In 2011, Motoo Konishi, Workd Bank's Philippine Director, revealed that their data suggest 40 richest families control up to 76 percent of the GDP - the highest rate of 'wealth concentration' in Asia. By many estimates, 25 percent of the Filipino population is living under $1 per day. Frankly, based on this statistics, it's hard to avoid the impression that the Philippine government is merely a watchman amid the rising tiger drama, while much of the population is a bystander. Robust domestic consumption, a main driver of growth, owes much to encouraging macroeconomic and political stability as well as growing inflow of remittances from about 10 million Filipino Overseas Workers (OFW) spread across the world.

Second, much of the wealth is generated in retail, real estate, tourism, and low- and medium-end services. Meanwhile, manufacturing and agriculture have been neglected. The problem with this situation is that the Philippines is creating value in areas where speculative practices are rampant and income-generation is unstable (as in real estate and tourism), employment-generation is weak or limited (as in retail, tourism and other services), and there is hardly an economies of scale.

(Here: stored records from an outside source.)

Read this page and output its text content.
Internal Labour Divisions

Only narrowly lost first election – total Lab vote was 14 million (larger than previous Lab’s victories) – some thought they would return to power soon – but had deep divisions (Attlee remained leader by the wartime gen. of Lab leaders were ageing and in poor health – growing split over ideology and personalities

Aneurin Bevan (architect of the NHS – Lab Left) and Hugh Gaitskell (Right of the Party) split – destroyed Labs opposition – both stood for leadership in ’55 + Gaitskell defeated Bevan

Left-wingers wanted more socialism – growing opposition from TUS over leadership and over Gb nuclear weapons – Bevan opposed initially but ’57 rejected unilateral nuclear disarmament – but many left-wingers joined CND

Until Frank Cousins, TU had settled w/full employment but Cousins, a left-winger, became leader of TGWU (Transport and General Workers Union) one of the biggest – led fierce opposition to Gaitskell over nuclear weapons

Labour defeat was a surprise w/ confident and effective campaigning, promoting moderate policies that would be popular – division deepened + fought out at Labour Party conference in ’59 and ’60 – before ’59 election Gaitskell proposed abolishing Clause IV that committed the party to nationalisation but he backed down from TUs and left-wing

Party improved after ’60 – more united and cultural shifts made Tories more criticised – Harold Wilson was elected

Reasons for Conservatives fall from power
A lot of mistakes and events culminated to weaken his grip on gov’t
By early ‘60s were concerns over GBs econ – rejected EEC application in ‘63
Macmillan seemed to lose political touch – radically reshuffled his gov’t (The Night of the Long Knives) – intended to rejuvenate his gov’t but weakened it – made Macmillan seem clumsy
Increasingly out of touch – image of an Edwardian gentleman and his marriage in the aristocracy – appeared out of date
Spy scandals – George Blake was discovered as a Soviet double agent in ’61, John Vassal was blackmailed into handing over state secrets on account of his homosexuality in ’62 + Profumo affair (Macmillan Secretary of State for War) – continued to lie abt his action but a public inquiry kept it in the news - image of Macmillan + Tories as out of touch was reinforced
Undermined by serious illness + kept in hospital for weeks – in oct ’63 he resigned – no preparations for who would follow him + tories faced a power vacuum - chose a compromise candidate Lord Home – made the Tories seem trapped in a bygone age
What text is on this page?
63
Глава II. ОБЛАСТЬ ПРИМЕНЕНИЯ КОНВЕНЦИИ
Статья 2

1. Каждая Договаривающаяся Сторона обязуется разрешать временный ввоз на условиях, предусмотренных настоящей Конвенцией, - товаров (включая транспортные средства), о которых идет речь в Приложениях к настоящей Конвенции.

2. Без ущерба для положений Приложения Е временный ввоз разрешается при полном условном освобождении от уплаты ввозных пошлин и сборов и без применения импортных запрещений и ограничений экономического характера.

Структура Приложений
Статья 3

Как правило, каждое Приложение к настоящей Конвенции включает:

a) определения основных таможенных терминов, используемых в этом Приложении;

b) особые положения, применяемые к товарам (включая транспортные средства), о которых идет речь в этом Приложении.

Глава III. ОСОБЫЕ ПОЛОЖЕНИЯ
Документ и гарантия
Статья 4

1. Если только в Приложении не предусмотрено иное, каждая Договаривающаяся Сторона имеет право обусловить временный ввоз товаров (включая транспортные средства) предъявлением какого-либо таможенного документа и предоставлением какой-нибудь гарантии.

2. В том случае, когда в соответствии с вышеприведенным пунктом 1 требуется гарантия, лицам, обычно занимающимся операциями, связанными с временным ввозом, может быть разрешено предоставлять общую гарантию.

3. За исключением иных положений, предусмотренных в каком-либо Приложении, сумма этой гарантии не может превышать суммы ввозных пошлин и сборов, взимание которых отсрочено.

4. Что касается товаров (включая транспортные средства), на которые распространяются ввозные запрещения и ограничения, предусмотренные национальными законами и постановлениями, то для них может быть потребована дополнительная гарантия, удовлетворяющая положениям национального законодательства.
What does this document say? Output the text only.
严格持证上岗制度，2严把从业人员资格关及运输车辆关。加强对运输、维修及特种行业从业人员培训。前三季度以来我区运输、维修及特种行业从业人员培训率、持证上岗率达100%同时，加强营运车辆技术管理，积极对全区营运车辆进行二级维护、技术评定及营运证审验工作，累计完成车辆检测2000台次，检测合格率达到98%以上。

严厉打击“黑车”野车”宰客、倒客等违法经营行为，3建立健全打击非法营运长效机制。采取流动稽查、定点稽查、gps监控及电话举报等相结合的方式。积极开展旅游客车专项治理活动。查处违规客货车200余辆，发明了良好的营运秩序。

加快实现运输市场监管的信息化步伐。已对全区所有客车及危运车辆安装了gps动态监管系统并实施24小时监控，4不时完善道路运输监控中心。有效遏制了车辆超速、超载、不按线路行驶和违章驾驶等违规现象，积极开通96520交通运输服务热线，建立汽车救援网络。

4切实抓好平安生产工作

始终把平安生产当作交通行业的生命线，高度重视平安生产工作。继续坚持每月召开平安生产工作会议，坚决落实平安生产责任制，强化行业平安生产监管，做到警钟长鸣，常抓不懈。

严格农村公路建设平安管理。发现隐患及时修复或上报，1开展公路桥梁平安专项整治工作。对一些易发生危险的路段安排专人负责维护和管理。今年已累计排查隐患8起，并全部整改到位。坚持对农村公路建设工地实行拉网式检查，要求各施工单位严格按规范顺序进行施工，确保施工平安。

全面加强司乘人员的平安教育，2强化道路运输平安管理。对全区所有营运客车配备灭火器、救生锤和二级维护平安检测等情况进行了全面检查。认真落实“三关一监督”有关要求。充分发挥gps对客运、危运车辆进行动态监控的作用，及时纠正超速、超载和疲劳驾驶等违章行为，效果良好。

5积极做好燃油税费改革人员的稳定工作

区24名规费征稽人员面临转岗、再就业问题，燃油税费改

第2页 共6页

In contrast, manufacturing allows a country to create employment for a growing chunk of the population, maximize economies of scale, and ensure the gradual emergence of a vibrant middle class (basically what all the Newly Industrialized Countries have done). Most recent studies indicate that developments in the global economic structure, notably the trade in chains of productions, allows a country to turbo-charge industrialization within a relatively brief period (as in Thailand and China). As for the Philippines developmental paradigm, such strategy is not in the cards. No wonder, the most recent surveys by the Social Weather Station(SWS) suggest that while more people are optimistic about the economy, there has been a decline in employment availability outlook among citizens.

Thanks to a steady improvement in good governance initiatives, intensification of infrastructure projects (notwithstanding delays in actual implementation), and a seemingly irreversible process of democratic deepening, the Aquino administration is highly popular. Yet, in absence of much needed structural economic reforms, the recent PSE crash is just the tip of the iceberg.